Wednesday, December 20, 2006

Bear Belly

I'm back from a work and illness filled start to the week. Because I have a shortened week in which to express myself, and a short week to come as well, I'm going to put together a bit of a random thoughts column, focusing on the Bears.

Rex Grossman had 339 yards and, for the second week in a row, two touchdowns and no picks. All is well, right? Well, the Rams are the 29th ranked pass defense and the Bucs are the 30th ranked pass defense. Next week won't tell us much more because the Lions are ranked 28th. Still, when it comes to regaining confidence and rhythm it's been mission accomplished.

Of greater concern is that the Bears' defense is suddenly giving up big games to opposing quarterbacks. I know some of you want to pile on by pointing out that the most recent big game was given up to Tim Rattay. But Rattay is actually pretty good.
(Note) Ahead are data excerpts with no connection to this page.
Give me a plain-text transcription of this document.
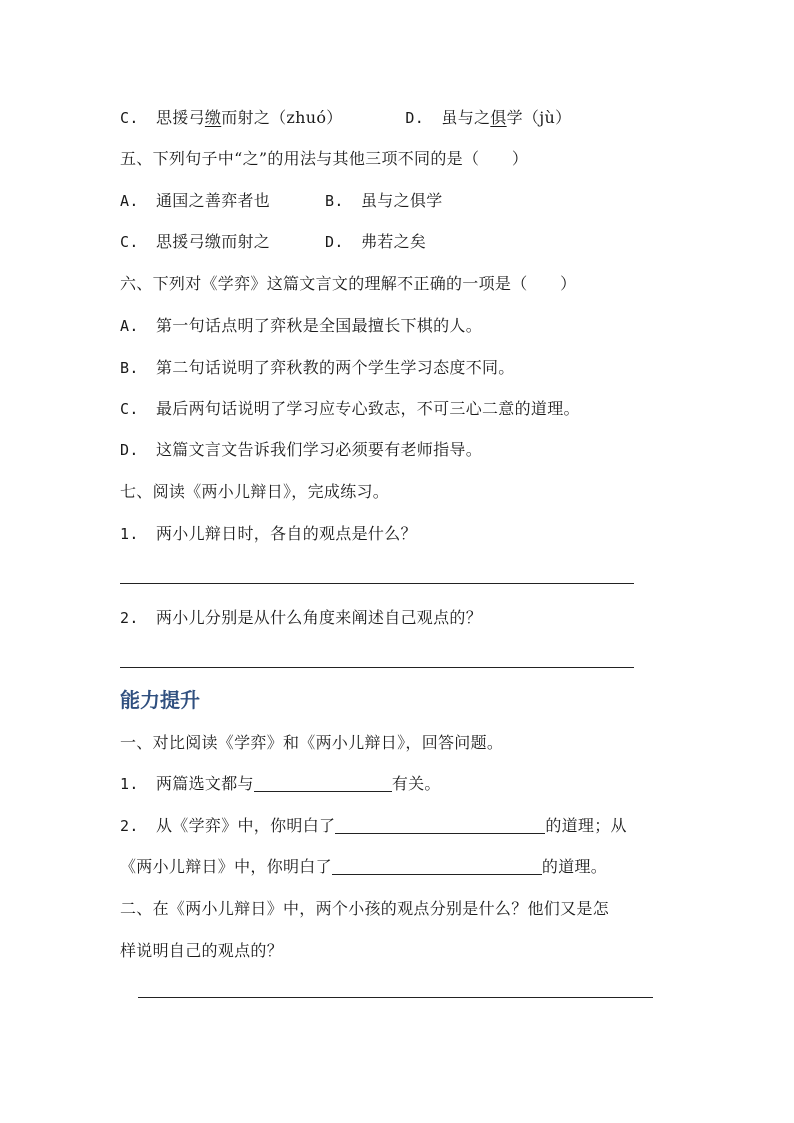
C. 思援弓缴而射之（zhuó）	D. 虽与之俱学（jù）
五、下列句子中“之”的用法与其他三项不同的是（　　）
A. 通国之善弈者也	B. 虽与之俱学
C. 思援弓缴而射之	D. 弗若之矣
六、下列对《学弈》这篇文言文的理解不正确的一项是（　　）
A. 第一句话点明了弈秋是全国最擅长下棋的人。
B. 第二句话说明了弈秋教的两个学生学习态度不同。
C. 最后两句话说明了学习应专心致志，不可三心二意的道理。
D. 这篇文言文告诉我们学习必须要有老师指导。
七、阅读《两小儿辩日》，完成练习。
1. 两小儿辩日时，各自的观点是什么？
2. 两小儿分别是从什么角度来阐述自己观点的？
能力提升
一、对比阅读《学弈》和《两小儿辩日》，回答问题。
1. 两篇选文都与	有关。
2. 从《学弈》中，你明白了	的道理；从
《两小儿辩日》中，你明白了	的道理。
二、在《两小儿辩日》中，两个小孩的观点分别是什么？他们又是怎
样说明自己的观点的？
He averaged 7.3 yards per attempt as the 49ers starter in 2003, and threw seven touchdowns against just two picks. Those are good numbers. Rattay's problem has been injuries more than anything else. Still, 20 of 35 for 268 and three touchdowns in relief is worrisome. I'm hoping Nathan Vasher's eventual return will help settle this situation.

One cause or effect -- I'm not sure which -- of Grossman's resurgence is Desmond Clark's resurgence. Clark had seven catches on 10 throws his way for 125 yards and two touchdowns. It was the second best week of any wide receiver or tight end in the NFL. In fact, Clark is having the best season of any tight end in the NFC. He and Jason Witten deserved the Pro Bowl spots over Jeremy Shockey and Alge Crumpler (who's name is much greater than his game).

Speaking of the Pro Bowl, the Bears are sending three special teamers to Honolulu. It's well deserved. While special teams almost cost the Bears the game against Tampa, overall special teams have helped carry the Bears this year when other components of their game have struggled. The Bears are on pace for the best all-around special teams season since the 2002 Saints (Football Outsiders, not I, are the one's with the time and dorkiness to know that). The Bears have had better than average seasons in all five components of special teams: kick coverage, kick returns, punt coverage, punt returns and place kicking. They have the best kick coverage and punt return units in football.

Those special teams are a big reason why the Bears are the second best team in football. The Chargers are number one. But the Bears rank again of their AFC mirror image, the Ravens, because of special teams. The Ravens are good on special teams; the Bears are special. And the Colts, who are the bizarro Bears and Ravens -- all offense, inconsistent defense -- play terrible special teams.

1 Comments:

Anonymous Anonymous said...

A short Bears rant:

Maybe I'm just too much of a homer, but I've got an issue here with the lack of respect the Bears are getting on a national level. See ESPN.com. I share Lovie's shoulder chip on this. Bottom line is, good teams win games they are supposed to win, and also find ways to win when they don't dominate. But the Bears take crap for not dominating, or not being the Bears of 1985. Give it a rest.

All we heard after week six, at which point the Bears had done nothing but decimate their opponents, was that they hadn't played anybody yet. Now that they finally played "anybody" and largely beat them, all anybody can talk about is the fact that Rex Grossman has been inconsistent. See Tony "one note" Kornheiser for more on that front. Blah blah blah "would you want to take a quarterback with a 1.3 rating into the playoffs"? Hell yes! He's had stretches this year where he's been the best quarterback I've ever seen on the Bears, and this is a team that, when all pistons were firing, was stifling on defense, dominating on offense, bludgeoning on special teams and just appears to be bigger, stronger and faster than anyone else. More importantly, the team is behind Rex. They want him there, and that has to count for something.

Have question marks arisen since those early days in the season? Hell yes -- Grossman didn't return from two horrible injuries to play like Joe Montana for a full season. Only September. Is the defense a brick wall? No, they've always had vulnerabilities, and those are on display now that their top corner is injured and they're three-deep on the safety depth chart. The secondary is a mess.

Through it all, though, they've found ways to win football games. Still, rather than getting credit for winning despite adversity, injury, inconsistency from a young quarterback who's playing his first full year and has flashed brilliance, we're largely hearing complaints.

Good teams win, bottom line. The O picks up the D when the D falters, and vice-versa. This is looking like a 14-2 team, and we know what they can do when fired up, when healthy and when everything's clicking. The only team that scares me is the Chargers, but if we're playing them, the critics will already be wrong.